Поэт, сюрреалист и государственный служащий Луи Скутенер утверждал, что его приятель Магритт "задушил красноречие живописи". Описать это можно и по-другому — реакция Магритта на историю искусства была сродни реакции ландшафтного архитектора, которого приводят в ужас и подавляют возвышенные попытки предшественников подделать природу, подчинить ее собственным целям, любовно сберегая при этом каждый холмик и долину, и который в результате решает следовать принципу максимальной упорядоченности: только гравий, изгороди и цветки герани на ровной горизонтальной поверхности под искусственным освещением. Живопись Магритта — это живопись контроля и исключения лишнего: он использует безыскусно фронтальный ракурс, симметричность и параллельные удаляющиеся плоскости, сознательно ограниченный набор образов-объектов, которые либо сами по себе обыкновенны (занавески, птицы, огонь), либо становятся обыкновенными при помощи повторения (бильбоке, бубенцы); ровные цветовые плоскости и отстраненную методику изображения, так что, например, голубое небо у него всегда пародийно-яркое. Он отвергает фантастику и свободные ассоциации ради точного, объясненного, систематического. Это остроумное, соблазнительное, настороженное искусство, дополненное тем, что Сильвестр называет "вкрадчивостью репрезентации", и снабженное намеренно провокационными названиями. Разве можно быть молодым и не любить Магритта?

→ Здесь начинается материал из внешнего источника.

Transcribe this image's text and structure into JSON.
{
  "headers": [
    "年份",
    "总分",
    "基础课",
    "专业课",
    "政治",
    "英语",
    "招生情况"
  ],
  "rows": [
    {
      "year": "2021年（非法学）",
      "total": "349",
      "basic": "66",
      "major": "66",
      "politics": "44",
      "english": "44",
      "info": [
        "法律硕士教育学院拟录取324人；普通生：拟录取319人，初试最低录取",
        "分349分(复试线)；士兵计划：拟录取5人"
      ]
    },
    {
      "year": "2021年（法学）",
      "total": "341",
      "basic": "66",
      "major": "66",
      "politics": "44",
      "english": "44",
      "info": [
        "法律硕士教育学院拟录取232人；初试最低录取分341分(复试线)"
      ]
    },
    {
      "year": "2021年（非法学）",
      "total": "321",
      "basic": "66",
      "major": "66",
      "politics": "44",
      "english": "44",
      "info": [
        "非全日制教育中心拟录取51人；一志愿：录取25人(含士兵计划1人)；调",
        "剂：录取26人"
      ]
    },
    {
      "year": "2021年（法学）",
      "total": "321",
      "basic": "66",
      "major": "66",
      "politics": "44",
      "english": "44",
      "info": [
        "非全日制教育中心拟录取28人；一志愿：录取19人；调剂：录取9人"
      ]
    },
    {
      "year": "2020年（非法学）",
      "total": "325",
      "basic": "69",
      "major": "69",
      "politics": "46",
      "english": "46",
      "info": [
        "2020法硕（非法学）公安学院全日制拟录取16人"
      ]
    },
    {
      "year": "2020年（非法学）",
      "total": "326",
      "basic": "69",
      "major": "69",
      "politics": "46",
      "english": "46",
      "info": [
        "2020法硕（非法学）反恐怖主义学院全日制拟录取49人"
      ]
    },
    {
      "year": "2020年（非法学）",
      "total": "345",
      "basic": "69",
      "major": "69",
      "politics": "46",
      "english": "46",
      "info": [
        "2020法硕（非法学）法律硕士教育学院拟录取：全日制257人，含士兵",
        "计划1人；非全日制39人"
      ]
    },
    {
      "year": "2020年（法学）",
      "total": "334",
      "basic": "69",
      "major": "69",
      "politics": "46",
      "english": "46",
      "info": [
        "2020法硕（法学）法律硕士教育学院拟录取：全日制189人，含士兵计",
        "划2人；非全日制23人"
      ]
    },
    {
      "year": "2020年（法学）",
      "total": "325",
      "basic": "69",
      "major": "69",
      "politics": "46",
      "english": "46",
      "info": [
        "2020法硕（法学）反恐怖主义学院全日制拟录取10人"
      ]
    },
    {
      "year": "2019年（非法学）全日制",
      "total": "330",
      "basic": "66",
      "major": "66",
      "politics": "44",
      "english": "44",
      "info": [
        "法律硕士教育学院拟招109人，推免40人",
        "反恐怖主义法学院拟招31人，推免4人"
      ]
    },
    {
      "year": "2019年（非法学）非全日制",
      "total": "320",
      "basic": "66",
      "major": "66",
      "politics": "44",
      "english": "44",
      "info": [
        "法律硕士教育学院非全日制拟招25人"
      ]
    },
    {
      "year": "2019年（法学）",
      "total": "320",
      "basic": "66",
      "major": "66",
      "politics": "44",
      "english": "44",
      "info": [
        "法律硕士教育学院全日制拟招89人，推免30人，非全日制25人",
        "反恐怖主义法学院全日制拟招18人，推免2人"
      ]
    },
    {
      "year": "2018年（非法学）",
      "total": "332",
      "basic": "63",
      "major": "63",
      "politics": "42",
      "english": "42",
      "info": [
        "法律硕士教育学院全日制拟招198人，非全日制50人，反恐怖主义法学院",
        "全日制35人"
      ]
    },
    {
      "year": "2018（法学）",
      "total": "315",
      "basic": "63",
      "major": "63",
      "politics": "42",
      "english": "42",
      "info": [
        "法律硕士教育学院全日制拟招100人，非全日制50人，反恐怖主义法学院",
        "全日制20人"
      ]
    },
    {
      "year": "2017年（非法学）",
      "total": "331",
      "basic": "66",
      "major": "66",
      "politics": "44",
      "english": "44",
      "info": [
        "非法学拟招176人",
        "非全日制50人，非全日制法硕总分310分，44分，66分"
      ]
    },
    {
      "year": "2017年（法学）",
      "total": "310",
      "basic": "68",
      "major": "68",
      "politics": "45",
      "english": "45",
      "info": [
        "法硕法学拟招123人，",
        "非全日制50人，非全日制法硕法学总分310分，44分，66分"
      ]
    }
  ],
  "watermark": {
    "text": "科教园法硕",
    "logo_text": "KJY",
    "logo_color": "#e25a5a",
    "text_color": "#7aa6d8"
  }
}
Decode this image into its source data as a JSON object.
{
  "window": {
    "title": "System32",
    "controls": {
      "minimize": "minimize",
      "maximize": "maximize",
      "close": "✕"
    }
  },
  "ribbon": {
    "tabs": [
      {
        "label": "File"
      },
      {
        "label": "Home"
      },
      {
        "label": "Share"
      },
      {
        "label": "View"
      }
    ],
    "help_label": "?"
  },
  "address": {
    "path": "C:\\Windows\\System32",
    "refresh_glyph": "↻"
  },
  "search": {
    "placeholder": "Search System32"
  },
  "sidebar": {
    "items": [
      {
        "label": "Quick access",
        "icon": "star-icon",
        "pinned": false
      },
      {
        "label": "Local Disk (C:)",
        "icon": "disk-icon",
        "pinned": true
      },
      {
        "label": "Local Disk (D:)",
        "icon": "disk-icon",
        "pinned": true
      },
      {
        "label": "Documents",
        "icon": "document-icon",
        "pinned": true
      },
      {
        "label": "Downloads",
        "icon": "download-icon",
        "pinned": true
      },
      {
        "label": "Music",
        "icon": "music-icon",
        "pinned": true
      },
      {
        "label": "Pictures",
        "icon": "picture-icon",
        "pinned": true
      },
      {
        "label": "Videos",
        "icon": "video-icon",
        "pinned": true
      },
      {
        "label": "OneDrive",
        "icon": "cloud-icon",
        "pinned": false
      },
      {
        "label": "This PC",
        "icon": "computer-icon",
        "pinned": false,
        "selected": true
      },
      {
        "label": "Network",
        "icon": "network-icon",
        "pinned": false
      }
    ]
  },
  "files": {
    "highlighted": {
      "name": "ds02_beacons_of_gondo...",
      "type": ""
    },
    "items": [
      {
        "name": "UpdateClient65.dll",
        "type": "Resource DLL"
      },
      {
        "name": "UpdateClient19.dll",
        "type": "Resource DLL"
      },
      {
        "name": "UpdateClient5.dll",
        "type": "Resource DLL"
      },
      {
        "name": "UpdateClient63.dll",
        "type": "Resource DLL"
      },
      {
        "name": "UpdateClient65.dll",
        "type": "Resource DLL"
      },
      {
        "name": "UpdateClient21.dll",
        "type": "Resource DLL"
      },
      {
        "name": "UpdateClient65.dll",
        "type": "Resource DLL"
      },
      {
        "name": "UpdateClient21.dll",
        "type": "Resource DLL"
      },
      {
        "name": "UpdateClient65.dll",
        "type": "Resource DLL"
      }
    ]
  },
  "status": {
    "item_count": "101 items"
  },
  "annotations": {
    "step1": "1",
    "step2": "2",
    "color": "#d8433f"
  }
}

Эта живописная манера — сосредоточенная, строгая, схематичная — рассчитана на производство монументальных образов; монументальных вне зависимости от размера холста. Ей точно известно, что именно она делает, и нет смысла жаловаться, если вам, например, вдруг предъявят те же образы, написанные гуашью, и вы обнаружите, что они более теплые, приятные и добрые: холодность и плоскость — ключевые понятия магриттности. А когда художник говорит своему коллеге-сюрреалисту Полю Нуже в ноябре 1928 года, что его цель — создавать "картины, которые заставят глаз думать совершенно иным способом, чем обычный глаз", нет смысла сомневаться в том, что если "заставлять глаз думать", это помешает "заставлять сердце чувствовать". Конечно помешает: самые трогательные работы Магритта, пожалуй, — это серия посткубистских ню, которые он написал в 1922–1923 годах.
Но эта система, эта безжалостная система, произвела несколько работ, которым мы легко можем приписать бессмысленный эпитет "великие": образы, которые лишают зрителя самообладания, покоя, уверенности; работы, в которых, как Магритт писал про де Кирико, "зритель может осознать собственное одиночество и услышать тишину мира". Такие картины, как "Охотники на краю ночи", которая захватывает и возбуждает чистейший страх, или монументальные "Титанические дни" (которые Сильвестр блестяще связывает с храмом Зевса в Олимпии), где самый жуткий образ — крошечная прореха в манжете нападающего мужчины в том месте, где сходятся женские ноги, — знак того, как невытеснимо этот мужчина присутствует в телесном пространстве женщины; или монументальный кондитерский образ "На пороге свободы", или изысканно чувственная картина "Вечно очевидное" (1930) — пять отдельно обрамленных и собранных в вертикальную композицию изображений частей женского обнаженного тела, — которую Сильвестр уместно установил в отдельной комнате "Хейуорда", как какой-нибудь фламандский полиптих в потайном боковом приделе. Такие картины оправдывают метод. Нет смысла в том, чтобы жалеть об ином исходе, о том, что художники тождественны собственному "я", которое они долго искали; нет смысла говорить: "Ну вот если бы только он писал более фактурно или действительно сделал коллаж, был бы не таким хитроумным, вкладывал больше "сердца" в картины" и так далее. Результат был бы не только менее магриттовским, но и более неряшливым; вокруг слишком много художников с индивидуальностью, недостойной выражения, чтобы жаловаться на "чрезмерное выражение" какой-то индивидуальности. И раз уж мы об этом заговорили, давайте разберемся с одним утверждением Магритта: в 1925 году он сказал, что, используя банальный стиль живописи, обращаясь к стандартной продукции, он отказывается от художественного удовлетворения "мелких личных предпочтений". Может быть, он действительно так думал в тот момент, но когда художник предпочитает "объективность" "субъективности", сам способ выбора может привести к такой же плотной и откровенной субъективности. В XX веке ничье наследие не отличается таким индивидуализмом и такой воспроизводимостью, как наследие Магритта, не зависит в той же степени от последовательного воспроизведения знакомых образов.